Weekly Economic Snapshot 3/6 - 3/10

Economic Facts for this Week

  • Seventy percent of the benefits from President Trump’s childcare proposals would go to families earning at least $100,000, and 25 percent of benefits would go to families earning at least $200,000, according to new analysis from the Urban Institute.
  • President Trump said he would pay for his proposed $54 billion increase in defense spending by cutting non-defense discretionary (NDD) spending, already near historic lows. NDD is below its average level from 1962 to 2015 as a percentage of gross domestic product, has fallen steadily since 2010, and is projected to hit a record low in 2018.
  • According to the conservative Tax Foundation, President Trump’s tax plan would reduce federal revenue by at least $2.6 trillion over the next decade largely by giving breaks to the top 1 percent. The top 1 percent would see an increase in after-tax income of at least 12.2 percent. These estimates assume his actions stimulate the economy (“dynamic scoring”) and show that even Republican promises of economic growth won’t be enough to overcome the fiscal hole it creates.
  • Cuts in programs because of sequestration are already beginning to hurt Americans: for instance, federal funding for preschool and K-12 programs shrunk by 13 percent from 2010 to 2015 (adjusted for inflation).

Chart of the Week:

 

President Trump’s proposal to cut domestic non-defense discretionary (NDD) spending by $54 billion would result in a face value cut of about 10 percent to programs.
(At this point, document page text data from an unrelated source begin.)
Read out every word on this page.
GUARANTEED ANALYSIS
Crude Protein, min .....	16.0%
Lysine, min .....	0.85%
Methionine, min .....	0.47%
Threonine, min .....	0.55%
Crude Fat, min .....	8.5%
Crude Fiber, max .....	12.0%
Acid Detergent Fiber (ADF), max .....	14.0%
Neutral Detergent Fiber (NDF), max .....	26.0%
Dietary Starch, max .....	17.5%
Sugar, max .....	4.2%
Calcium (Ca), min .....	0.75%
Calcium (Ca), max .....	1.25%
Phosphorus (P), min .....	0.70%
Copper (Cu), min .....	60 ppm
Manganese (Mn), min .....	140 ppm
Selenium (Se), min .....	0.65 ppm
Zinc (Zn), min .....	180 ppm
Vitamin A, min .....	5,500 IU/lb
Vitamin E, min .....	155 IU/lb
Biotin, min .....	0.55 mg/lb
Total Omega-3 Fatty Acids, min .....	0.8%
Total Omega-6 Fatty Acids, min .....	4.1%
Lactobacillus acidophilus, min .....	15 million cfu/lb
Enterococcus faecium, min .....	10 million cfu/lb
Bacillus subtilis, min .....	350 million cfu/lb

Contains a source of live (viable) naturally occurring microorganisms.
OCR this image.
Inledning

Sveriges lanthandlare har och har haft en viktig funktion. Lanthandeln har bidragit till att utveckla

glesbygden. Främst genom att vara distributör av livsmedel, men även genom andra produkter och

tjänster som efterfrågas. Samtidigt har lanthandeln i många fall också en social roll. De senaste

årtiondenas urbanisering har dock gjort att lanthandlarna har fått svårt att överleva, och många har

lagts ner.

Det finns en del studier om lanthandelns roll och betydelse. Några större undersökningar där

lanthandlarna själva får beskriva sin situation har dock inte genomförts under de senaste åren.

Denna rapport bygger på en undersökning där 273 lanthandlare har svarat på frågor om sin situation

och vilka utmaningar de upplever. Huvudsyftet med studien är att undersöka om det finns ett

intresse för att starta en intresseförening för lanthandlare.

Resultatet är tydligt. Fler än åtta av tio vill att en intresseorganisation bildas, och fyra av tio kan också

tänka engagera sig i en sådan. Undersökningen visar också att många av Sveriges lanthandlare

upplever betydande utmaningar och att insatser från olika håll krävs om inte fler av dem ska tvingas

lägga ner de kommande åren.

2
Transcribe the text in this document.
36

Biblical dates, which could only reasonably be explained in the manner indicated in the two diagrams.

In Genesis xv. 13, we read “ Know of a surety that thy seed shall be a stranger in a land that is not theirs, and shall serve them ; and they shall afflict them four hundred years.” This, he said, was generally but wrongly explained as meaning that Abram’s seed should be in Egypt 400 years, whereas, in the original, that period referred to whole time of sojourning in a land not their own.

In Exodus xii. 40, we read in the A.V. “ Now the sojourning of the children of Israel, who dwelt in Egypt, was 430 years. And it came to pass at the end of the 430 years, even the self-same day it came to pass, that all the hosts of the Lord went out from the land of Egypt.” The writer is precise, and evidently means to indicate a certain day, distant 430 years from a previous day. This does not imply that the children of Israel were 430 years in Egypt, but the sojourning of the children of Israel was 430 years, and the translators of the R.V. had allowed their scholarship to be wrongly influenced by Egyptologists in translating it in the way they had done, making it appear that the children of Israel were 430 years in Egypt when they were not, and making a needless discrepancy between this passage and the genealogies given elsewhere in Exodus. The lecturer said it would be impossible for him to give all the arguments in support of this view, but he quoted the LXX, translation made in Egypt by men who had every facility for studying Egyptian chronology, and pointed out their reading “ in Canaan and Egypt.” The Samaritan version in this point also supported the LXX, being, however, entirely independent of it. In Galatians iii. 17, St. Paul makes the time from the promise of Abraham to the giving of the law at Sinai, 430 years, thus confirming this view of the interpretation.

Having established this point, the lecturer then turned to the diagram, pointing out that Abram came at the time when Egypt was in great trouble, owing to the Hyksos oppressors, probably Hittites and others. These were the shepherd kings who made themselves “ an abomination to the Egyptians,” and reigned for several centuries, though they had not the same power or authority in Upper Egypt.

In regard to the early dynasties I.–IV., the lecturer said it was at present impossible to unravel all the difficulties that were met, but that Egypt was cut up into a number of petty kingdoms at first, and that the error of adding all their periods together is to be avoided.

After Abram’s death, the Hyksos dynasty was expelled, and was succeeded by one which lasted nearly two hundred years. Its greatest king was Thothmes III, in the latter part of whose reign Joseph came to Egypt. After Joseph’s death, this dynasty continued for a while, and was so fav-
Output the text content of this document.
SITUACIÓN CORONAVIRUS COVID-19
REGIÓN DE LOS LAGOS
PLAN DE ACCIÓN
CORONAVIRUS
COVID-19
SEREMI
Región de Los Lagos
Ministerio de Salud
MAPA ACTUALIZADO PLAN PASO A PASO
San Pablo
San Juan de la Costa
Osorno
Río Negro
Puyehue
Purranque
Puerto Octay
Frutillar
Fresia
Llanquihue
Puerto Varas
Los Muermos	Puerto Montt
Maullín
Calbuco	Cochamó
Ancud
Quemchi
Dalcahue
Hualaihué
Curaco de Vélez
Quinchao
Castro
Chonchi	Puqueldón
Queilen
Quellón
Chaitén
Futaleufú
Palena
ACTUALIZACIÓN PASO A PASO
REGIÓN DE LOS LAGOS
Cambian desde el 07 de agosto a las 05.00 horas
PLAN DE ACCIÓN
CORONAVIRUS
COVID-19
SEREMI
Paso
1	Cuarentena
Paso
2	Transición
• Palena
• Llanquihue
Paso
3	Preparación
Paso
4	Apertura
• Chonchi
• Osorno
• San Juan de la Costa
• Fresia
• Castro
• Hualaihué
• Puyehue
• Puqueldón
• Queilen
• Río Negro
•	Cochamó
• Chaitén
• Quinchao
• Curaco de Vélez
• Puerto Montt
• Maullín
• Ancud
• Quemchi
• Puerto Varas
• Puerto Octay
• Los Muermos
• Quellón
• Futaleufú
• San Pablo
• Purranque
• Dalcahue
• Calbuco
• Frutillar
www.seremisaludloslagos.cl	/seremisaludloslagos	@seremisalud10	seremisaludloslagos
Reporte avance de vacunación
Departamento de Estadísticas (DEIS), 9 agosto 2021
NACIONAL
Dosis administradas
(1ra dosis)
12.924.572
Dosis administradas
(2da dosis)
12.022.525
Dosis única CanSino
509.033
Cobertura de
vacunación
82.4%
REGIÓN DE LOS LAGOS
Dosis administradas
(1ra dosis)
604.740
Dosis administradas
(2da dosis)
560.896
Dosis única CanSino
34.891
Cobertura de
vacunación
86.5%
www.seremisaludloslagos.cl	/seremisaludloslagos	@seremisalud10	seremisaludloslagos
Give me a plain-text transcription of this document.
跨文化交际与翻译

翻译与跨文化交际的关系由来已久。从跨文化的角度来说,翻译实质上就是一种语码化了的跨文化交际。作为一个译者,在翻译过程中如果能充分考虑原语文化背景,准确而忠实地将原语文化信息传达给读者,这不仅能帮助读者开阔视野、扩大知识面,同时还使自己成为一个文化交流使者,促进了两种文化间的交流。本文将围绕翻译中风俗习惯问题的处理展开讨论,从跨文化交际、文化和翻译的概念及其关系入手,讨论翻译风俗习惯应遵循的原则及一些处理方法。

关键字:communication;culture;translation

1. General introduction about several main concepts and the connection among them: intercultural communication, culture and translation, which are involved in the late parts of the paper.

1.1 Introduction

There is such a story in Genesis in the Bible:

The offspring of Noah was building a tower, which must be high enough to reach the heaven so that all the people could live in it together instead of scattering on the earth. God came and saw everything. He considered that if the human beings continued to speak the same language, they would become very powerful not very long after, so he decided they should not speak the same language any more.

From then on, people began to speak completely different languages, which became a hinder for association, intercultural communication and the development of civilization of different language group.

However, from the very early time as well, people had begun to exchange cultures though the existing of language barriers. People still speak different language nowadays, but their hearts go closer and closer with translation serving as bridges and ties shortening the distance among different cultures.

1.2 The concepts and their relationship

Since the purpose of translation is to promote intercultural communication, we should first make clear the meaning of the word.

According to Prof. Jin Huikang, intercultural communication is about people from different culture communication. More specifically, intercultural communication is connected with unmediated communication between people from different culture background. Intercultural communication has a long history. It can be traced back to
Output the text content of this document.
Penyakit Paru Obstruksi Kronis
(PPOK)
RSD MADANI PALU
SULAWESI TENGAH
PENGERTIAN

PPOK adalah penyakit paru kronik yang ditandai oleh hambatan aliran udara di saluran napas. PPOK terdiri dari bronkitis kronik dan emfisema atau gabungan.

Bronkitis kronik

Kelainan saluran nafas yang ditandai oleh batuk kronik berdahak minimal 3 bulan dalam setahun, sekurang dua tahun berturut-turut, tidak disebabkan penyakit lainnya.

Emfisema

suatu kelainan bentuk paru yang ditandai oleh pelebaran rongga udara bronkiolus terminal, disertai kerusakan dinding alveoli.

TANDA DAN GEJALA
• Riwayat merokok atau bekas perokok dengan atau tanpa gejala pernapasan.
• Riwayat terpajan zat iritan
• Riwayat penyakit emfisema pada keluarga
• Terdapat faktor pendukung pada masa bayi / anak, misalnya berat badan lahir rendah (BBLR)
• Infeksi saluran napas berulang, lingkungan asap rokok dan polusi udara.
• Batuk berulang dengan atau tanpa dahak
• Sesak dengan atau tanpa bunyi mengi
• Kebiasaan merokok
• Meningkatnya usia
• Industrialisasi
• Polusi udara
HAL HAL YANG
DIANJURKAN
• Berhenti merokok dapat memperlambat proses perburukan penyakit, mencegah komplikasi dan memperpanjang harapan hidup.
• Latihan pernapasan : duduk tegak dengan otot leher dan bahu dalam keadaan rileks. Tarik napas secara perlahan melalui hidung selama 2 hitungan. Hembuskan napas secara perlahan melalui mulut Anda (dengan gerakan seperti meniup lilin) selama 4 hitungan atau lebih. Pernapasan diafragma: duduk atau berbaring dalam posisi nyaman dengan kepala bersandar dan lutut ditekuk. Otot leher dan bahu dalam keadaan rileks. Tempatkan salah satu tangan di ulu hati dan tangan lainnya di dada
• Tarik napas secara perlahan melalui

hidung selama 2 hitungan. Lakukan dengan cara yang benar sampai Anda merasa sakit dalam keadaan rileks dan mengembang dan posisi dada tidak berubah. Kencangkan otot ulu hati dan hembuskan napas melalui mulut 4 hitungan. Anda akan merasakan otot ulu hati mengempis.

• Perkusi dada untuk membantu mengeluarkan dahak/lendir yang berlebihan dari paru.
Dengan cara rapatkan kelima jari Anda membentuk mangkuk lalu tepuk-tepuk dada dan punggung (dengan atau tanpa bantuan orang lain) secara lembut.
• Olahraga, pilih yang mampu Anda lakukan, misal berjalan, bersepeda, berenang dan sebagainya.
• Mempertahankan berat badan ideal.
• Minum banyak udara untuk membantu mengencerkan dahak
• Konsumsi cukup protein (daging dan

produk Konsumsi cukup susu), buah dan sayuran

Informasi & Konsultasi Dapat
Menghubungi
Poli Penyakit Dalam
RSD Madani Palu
Accounting for inflation and enacted increases in Veterans Affairs health funding and flat funding to the Department of Homeland Security results in an even higher cut of 25 percent to other NDD programs.  These programs fund important initiatives like cancer research, air traffic control, the Coast Guard, the National Highway System, Head Start, WIC (funding for food for women, infants, and children), NASA’s space exploration, and the FBI, among others. As Representative Tom Cole, chair of the House appropriations subcommittee for education, labor and health programs, said, reflecting on the $18 to $20 billion in cuts likely for those programs, “There’s no part of this budget that can escape unscathed if we have $18 to $20 billion in reductions.”

ICYMI

  • Local economic conditions affect the likelihood of opioid abuse: new research finds that for every 1 percentage point increase in the unemployment rate, the opioid death rate rises by 3.6 percent and the rate of emergency department visits for opioid overdoses rises by 7.0 percent.
  • New research shows that allowing the economy to “run hot” (i.e. not raising rates in response to the unemployment rate falling below its natural point) can help workers weather recessions. The paper says that “the hotter the state's prerecession economy, the lower the impact of the recession on workers' probability of unemployment.” This research has implications for the Federal Reserve’s decision on when to raise rates.
  • High levels of financial concentration (i.e. fewer, larger banks) can make an economy susceptible to large fluctuations: new research finds that between 1990 and 2010, 30 to 40 percent of the investment rate in Japan (where the banking sector is highly concentrated) can be explained by idiosyncratic bank shocks. The American financial sector is currently highly concentrated: eight global systemically important American banks control nearly three-quarters of U.S. banking system assets.